Where is everyone going who is priced out of the SF market? The US Census statistics give one clue: outside of LA, SF and San Jose, the remaining three California cities in the urban density top ten -- Davis, Vallejo and Tracy -- are all distant "commuter" cities in the broader San Francisco region (each about 60 to 90 minutes away by car... if there's no traffic.) And infill is happening here too, with the suburban cities between SF/Oakland and these distant commuter centers seeing both rapid sprawl and increased prices. If the population of the SF region continues to grow -- and no planning is done -- eventually these distant low-density communities will start to see the "dense sprawl" effect hit, too.
If these are the two models for very-high-density urban environments, what can we do?
Both the LA infill density and the SF surreal estate density models beg for planning relief, but they ask very different planning questions.
One very interesting aspect of this dilemma is that many of the more obvious steps that would retrofit sprawl for density -- multi-family housing complexes, better mass transit, higher-efficiency systems for water and power -- are also those needed to make these communities more closely resemble the "bright green" urban ideal.
This question is not easy to answer, however, as the "more obvious steps" can also be among the more costly steps. This, in turn, has political implications. As useful as efficient mass transit may be when serious infill density hits, for example, the limited use it would see early on would make it unable to pay its own way, and lead to questions about the wisdom of the endeavor. Not many political figures would have the guts to hold on in such a situation.

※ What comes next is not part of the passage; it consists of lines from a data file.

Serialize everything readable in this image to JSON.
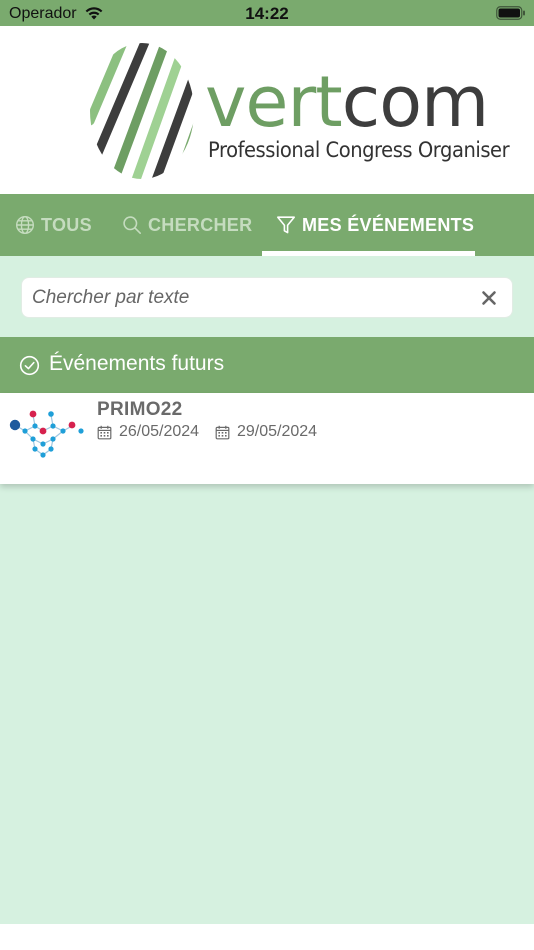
{
  "status_bar": {
    "carrier": "Operador",
    "time": "14:22",
    "wifi_icon": "wifi-icon",
    "battery_icon": "battery-icon"
  },
  "brand": {
    "word_part1": "vert",
    "word_part2": "com",
    "tagline": "Professional Congress Organiser",
    "colors": {
      "green": "#6e9e63",
      "dark": "#3d3d3d"
    }
  },
  "tabs": [
    {
      "label": "TOUS",
      "icon": "globe-icon",
      "active": false
    },
    {
      "label": "CHERCHER",
      "icon": "search-icon",
      "active": false
    },
    {
      "label": "MES ÉVÉNEMENTS",
      "icon": "filter-icon",
      "active": true
    }
  ],
  "search": {
    "placeholder": "Chercher par texte",
    "value": "",
    "clear_icon": "close-icon"
  },
  "section": {
    "title": "Événements futurs",
    "icon": "check-circle-icon"
  },
  "events": [
    {
      "name": "PRIMO22",
      "start_date": "26/05/2024",
      "end_date": "29/05/2024",
      "date_icon": "calendar-icon"
    }
  ],
  "colors": {
    "primary_green": "#7aaa6e",
    "background": "#d6f1e0",
    "tab_inactive": "#c5dcbf",
    "text_grey": "#6a6a6a"
  }
}
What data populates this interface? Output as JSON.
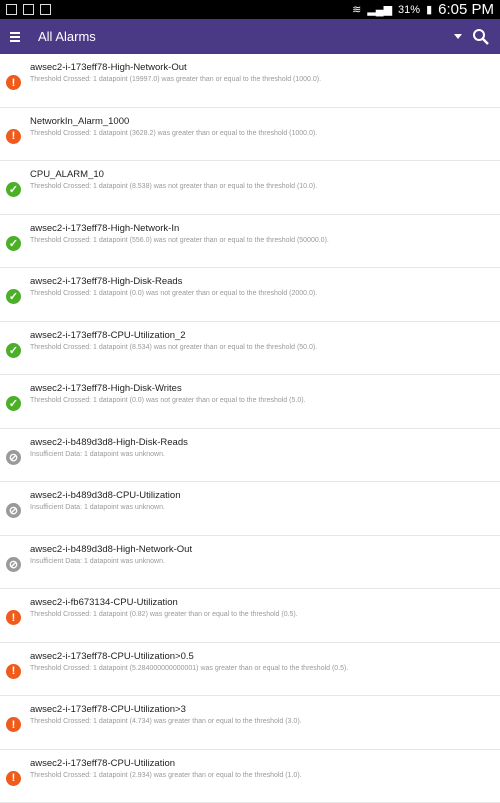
{
  "status_bar": {
    "battery": "31%",
    "time": "6:05 PM"
  },
  "app_bar": {
    "title": "All Alarms"
  },
  "alarms": [
    {
      "name": "awsec2-i-173eff78-High-Network-Out",
      "description": "Threshold Crossed: 1 datapoint (19997.0) was greater than or equal to the threshold (1000.0).",
      "state": "alarm"
    },
    {
      "name": "NetworkIn_Alarm_1000",
      "description": "Threshold Crossed: 1 datapoint (3628.2) was greater than or equal to the threshold (1000.0).",
      "state": "alarm"
    },
    {
      "name": "CPU_ALARM_10",
      "description": "Threshold Crossed: 1 datapoint (8.538) was not greater than or equal to the threshold (10.0).",
      "state": "ok"
    },
    {
      "name": "awsec2-i-173eff78-High-Network-In",
      "description": "Threshold Crossed: 1 datapoint (556.0) was not greater than or equal to the threshold (50000.0).",
      "state": "ok"
    },
    {
      "name": "awsec2-i-173eff78-High-Disk-Reads",
      "description": "Threshold Crossed: 1 datapoint (0.0) was not greater than or equal to the threshold (2000.0).",
      "state": "ok"
    },
    {
      "name": "awsec2-i-173eff78-CPU-Utilization_2",
      "description": "Threshold Crossed: 1 datapoint (8.534) was not greater than or equal to the threshold (50.0).",
      "state": "ok"
    },
    {
      "name": "awsec2-i-173eff78-High-Disk-Writes",
      "description": "Threshold Crossed: 1 datapoint (0.0) was not greater than or equal to the threshold (5.0).",
      "state": "ok"
    },
    {
      "name": "awsec2-i-b489d3d8-High-Disk-Reads",
      "description": "Insufficient Data: 1 datapoint was unknown.",
      "state": "insufficient"
    },
    {
      "name": "awsec2-i-b489d3d8-CPU-Utilization",
      "description": "Insufficient Data: 1 datapoint was unknown.",
      "state": "insufficient"
    },
    {
      "name": "awsec2-i-b489d3d8-High-Network-Out",
      "description": "Insufficient Data: 1 datapoint was unknown.",
      "state": "insufficient"
    },
    {
      "name": "awsec2-i-fb673134-CPU-Utilization",
      "description": "Threshold Crossed: 1 datapoint (0.82) was greater than or equal to the threshold (0.5).",
      "state": "alarm"
    },
    {
      "name": "awsec2-i-173eff78-CPU-Utilization>0.5",
      "description": "Threshold Crossed: 1 datapoint (5.284000000000001) was greater than or equal to the threshold (0.5).",
      "state": "alarm"
    },
    {
      "name": "awsec2-i-173eff78-CPU-Utilization>3",
      "description": "Threshold Crossed: 1 datapoint (4.734) was greater than or equal to the threshold (3.0).",
      "state": "alarm"
    },
    {
      "name": "awsec2-i-173eff78-CPU-Utilization",
      "description": "Threshold Crossed: 1 datapoint (2.934) was greater than or equal to the threshold (1.0).",
      "state": "alarm"
    }
  ]
}
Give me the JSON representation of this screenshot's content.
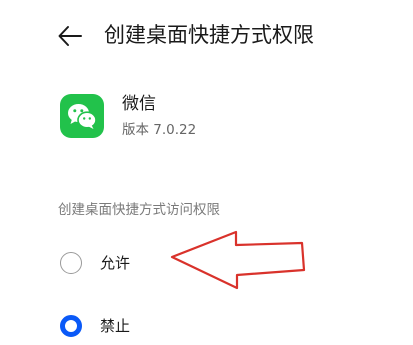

Solutions here are, if anything, even more difficult than in the LA model. One possibility that comes to mind is the encouragement and development of traditional high-density centers in the peripheral area outside of the city. To an extent, this has happened with Oakland, and arguably was a trigger for the growth of San Jose; there are few if any other cities in the greater SF area that are growing in a traditional high-density model. (This concept has some relationship to the "Edge City" model proposed by Joel Garreau in his book of that name.)
Such a solution would be risky for the original core, however, as businesses and taxpayers may end up moving out of the city to the new location, as it presumably offers similar -- or better -- amenities at a lower price. While this has a positive effect on prospective residents (it decreases demand, and lowers prices), it can have a starkly negative effect on the ability of the core city to support the services its citizens demand. Cutting services and raising taxes would both further contribute to the flight.
So, what are the solutions? How can we build higher-density, more efficient, and still attractively livable cities without triggering either the LA "infill density" problem or the SF "hyperexpensive density" problem? Are there examples of high-density, high-efficiency, livable cities that have managed to avoid both fates?
If you live in a city that hasn't quite reached these heights of density, but is well on its way, what can your city do to avoid either the Los Angeles or the San Francisco model?
Can you turn a city into a Bright Green Urban Dream and break neither the bank nor the people?